Saya lahir dan tumbuh dalam lingkungan relijius, dan saya secara determinan mengikuti hampir semua jenjang pendidikan agama minus ilmu umum sejak dini.
Mestinya saya menikmati posisi istimewa yang diberikan kepada saya secara temurun, apalagi saya bisa dianggap mengerti agama. Tapi saya mengalami revolusi radikal setelah sadar bahwa agama tanpa hati yang bugar dan akal yang sehat adalah alat pembodohan bagi yang dianggap juragan (dengan beragam atribut suci dan sebutan megahnya) dan doktrin kebodohan bagi yang dianggap jelata, keranjang-keranjang aneka dongeng kesaktian, kekeramaran dan tipu-tipu lainnya.

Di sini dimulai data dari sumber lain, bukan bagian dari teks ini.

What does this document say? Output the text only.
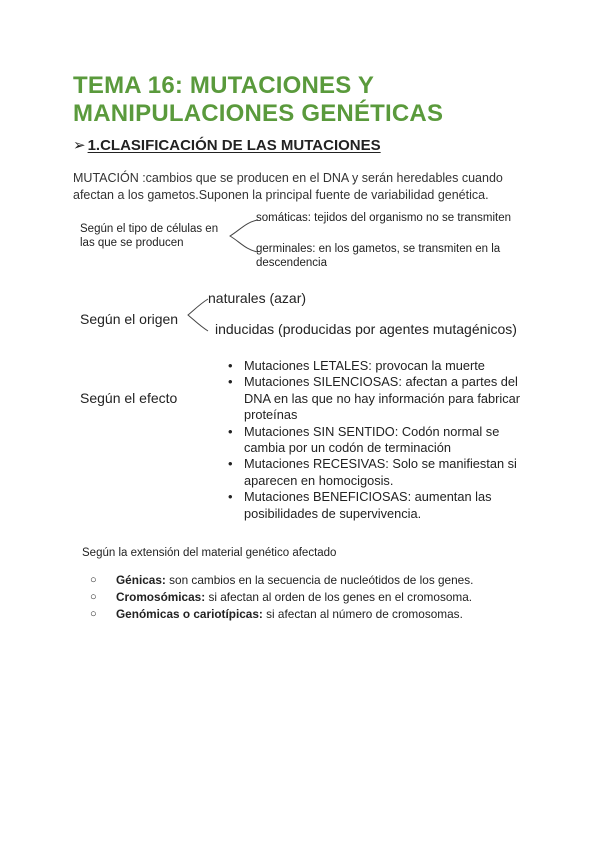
TEMA 16: MUTACIONES Y MANIPULACIONES GENÉTICAS
➢ 1.CLASIFICACIÓN DE LAS MUTACIONES
MUTACIÓN :cambios que se producen en el DNA y serán heredables cuando afectan a los gametos.Suponen la principal fuente de variabilidad genética.
Según el tipo de células en las que se producen
somáticas: tejidos del organismo no se transmiten
germinales: en los gametos, se transmiten en la descendencia
Según el origen
naturales (azar)
inducidas (producidas por agentes mutagénicos)
Según el efecto
• Mutaciones LETALES: provocan la muerte
• Mutaciones SILENCIOSAS: afectan a partes del DNA en las que no hay información para fabricar proteínas
• Mutaciones SIN SENTIDO: Codón normal se cambia por un codón de terminación
• Mutaciones RECESIVAS: Solo se manifiestan si aparecen en homocigosis.
• Mutaciones BENEFICIOSAS: aumentan las posibilidades de supervivencia.
Según la extensión del material genético afectado
○ Génicas: son cambios en la secuencia de nucleótidos de los genes.
○ Cromosómicas: si afectan al orden de los genes en el cromosoma.
○ Genómicas o cariotípicas: si afectan al número de cromosomas.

Sadra, Imam Khomeini, Thabathabai, Muthahhari, Yazdi dan para bijakawan Islam Syiah membuat saya lahir kembali dengan Islam yang mesra dengan akal sehat. Nietzche, Sartre, Marx, dan para pemikir Barat melejitkan keberanian saya untuk mendelete sebagian data invalid tentang agama yang dahulu saya lestarikan dalam labirin diri saya.
Tragedi Sampang harus dilihat dari perspektif ini. Ia tak terselesaikan bukan karena Pemerintah abai, tapi karena beberapa pemegang “kuasa langit” di kota itu tidak menghendaki ada kelompok cerdas di tengah umat lugu yang mengkramatkan mereka.